« Nous accueillons des personnes en situation de précarité sans domicile qui ont besoin de soins »

« Nous accueillons des personnes en situation de précarité sans domicile qui ont besoin de soins »

Justine Croquelois, est l'infirmière coordinatrice des 14 lits halte soins santé (LHSS) et 25 lits d'accueil médicalisé (LAM) gérés par l'Association Abej Solidarité, basée à Lille. Ces deux dispositifs, installés au même endroit, font intervenir une équipe médico-sociale pluridisciplinaire qui comprend 8 infirmières et accueillent des patients sans domicile.
Nous accueillons des personnes en situation de précarité sans domicile qui ont besoin de soins
© Dech St / ShutterStock (photo d’illustration)

ActuSoins : « Qui sont les patients auprès accueillis en LHSS et en LAM ?

Justine Croquelois : Nous accueillons des personnes en situation de précarité, sans domicile, qui ont besoin de soins. Elles peuvent être orientées par l’hôpital, le centre de santé de l’association ou d’autres structures. Ce sont des personnes qui sont souvent en refus de soins et avec qui il faut parfois négocier pour qu’elles acceptent de venir.

En LHSS les patients sont des personnes qui ont besoin de soins à court terme pour des pathologies aigües.

Certains viennent d’être opérés et il faut surveiller leur pansement, d’autres ont des problèmes de traumatologie, un diabète non stabilisé ou besoin de mettre en route un traitement. Ils présentent souvent d’autres pathologies associées en matière d’addiction ou de santé mentale. Ils signent un contrat d’accueil de deux mois qui peut être prolongé.
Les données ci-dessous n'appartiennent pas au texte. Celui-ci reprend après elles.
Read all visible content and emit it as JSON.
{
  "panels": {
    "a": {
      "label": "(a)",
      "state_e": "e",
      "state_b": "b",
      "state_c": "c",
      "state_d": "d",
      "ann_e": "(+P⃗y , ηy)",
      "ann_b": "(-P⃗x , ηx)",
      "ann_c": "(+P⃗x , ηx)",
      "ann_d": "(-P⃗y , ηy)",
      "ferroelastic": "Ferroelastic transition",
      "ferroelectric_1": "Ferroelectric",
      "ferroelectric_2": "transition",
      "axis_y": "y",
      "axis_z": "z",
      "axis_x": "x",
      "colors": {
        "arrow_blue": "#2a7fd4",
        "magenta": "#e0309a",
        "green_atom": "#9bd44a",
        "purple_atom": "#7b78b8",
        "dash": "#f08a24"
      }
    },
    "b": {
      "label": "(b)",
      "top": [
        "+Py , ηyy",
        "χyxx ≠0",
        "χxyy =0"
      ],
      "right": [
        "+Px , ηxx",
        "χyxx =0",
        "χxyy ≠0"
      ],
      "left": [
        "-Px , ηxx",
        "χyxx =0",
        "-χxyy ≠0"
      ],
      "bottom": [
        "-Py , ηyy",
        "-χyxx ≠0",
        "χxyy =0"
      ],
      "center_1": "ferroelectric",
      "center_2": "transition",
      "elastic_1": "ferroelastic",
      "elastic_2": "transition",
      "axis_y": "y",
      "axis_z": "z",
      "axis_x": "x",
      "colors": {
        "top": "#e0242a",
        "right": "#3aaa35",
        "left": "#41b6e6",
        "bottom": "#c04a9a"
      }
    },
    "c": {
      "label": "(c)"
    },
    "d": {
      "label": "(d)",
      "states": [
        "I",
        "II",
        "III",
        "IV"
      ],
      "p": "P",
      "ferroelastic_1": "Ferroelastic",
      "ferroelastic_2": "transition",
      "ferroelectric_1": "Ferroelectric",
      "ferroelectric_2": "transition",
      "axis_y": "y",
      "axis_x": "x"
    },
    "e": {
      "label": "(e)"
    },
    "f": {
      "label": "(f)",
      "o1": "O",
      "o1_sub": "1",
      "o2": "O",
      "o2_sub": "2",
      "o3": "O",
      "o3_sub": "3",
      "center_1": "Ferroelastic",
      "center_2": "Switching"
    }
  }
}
Les personnes accueillies sur les LAM ont des pathologies chroniques comme des cancers, ou des problèmes neurologiques. Ils ont besoin de soins plus lourds, parfois même de soins palliatifs. Leur contrat d’accueil dure un an et demi mais les personnes restent parfois deux ou trois ans car c’est difficile de trouver une place dans une structure adaptée.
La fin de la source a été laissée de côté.